# ✈️ Flight Delay Prediction Using PySpark and Google Cloud

This notebook demonstrates an end-to-end big data pipeline for predicting flight delays using PySpark on Google Cloud Platform (GCP). The dataset used contains millions of airline records from the Bureau of Transportation Statistics.


In [None]:

from pyspark.sql import SparkSession
from pyspark.ml.feature import StringIndexer, VectorAssembler, StandardScaler
from pyspark.ml.classification import LogisticRegression
from pyspark.ml import Pipeline
from pyspark.ml.evaluation import BinaryClassificationEvaluator
from pyspark.sql.functions import col, when


In [None]:

spark = SparkSession.builder.appName("FlightDelayPrediction").getOrCreate()


In [None]:

# Replace with your GCS path
data = spark.read.csv("gs://your-bucket/airline_data.csv", header=True, inferSchema=True)
data.printSchema()
data.show(5)


In [None]:

# Create binary target variable
data = data.withColumn("IsDelayed", when(col("ArrDelay") > 15, 1).otherwise(0))

# Select relevant columns
columns = ["Carrier", "DepTime", "Distance", "DayOfWeek"]
data = data.select(columns + ["IsDelayed"]).dropna()


In [None]:

# Convert DepTime to hour
data = data.withColumn("DepHour", (col("DepTime") / 100).cast("int")).drop("DepTime")

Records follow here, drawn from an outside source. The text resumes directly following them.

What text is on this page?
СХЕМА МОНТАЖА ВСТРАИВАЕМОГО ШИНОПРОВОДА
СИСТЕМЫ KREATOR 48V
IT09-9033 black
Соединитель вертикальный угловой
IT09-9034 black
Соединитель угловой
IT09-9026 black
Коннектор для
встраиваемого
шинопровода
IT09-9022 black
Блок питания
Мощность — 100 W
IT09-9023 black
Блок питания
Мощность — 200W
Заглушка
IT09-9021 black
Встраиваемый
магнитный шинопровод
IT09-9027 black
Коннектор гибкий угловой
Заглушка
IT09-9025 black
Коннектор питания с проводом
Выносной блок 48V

# StringIndexer for categorical features
carrier_indexer = StringIndexer(inputCol="Carrier", outputCol="CarrierIndexed")

# Assemble features
assembler = VectorAssembler(
    inputCols=["CarrierIndexed", "DepHour", "Distance", "DayOfWeek"],
    outputCol="features_raw"
)

# Scale features
scaler = StandardScaler(inputCol="features_raw", outputCol="features")

# Logistic Regression Model
lr = LogisticRegression(labelCol="IsDelayed", featuresCol="features")

# Pipeline
pipeline = Pipeline(stages=[carrier_indexer, assembler, scaler, lr])


In [None]:

train_data, test_data = data.randomSplit([0.8, 0.2], seed=42)
model = pipeline.fit(train_data)
predictions = model.transform(test_data)


In [None]:

evaluator = BinaryClassificationEvaluator(labelCol="IsDelayed")
accuracy = evaluator.evaluate(predictions)
print(f"Test ROC-AUC: {accuracy:.4f}")



## ✅ Conclusion

- Successfully built a distributed logistic regression pipeline using PySpark and GCP
- Achieved solid ROC-AUC score using basic airline features
- Project demonstrates practical use of cloud-scale data engineering and ML

Further improvements could include trying other models (Random Forest, GBT) or tuning hyperparameters.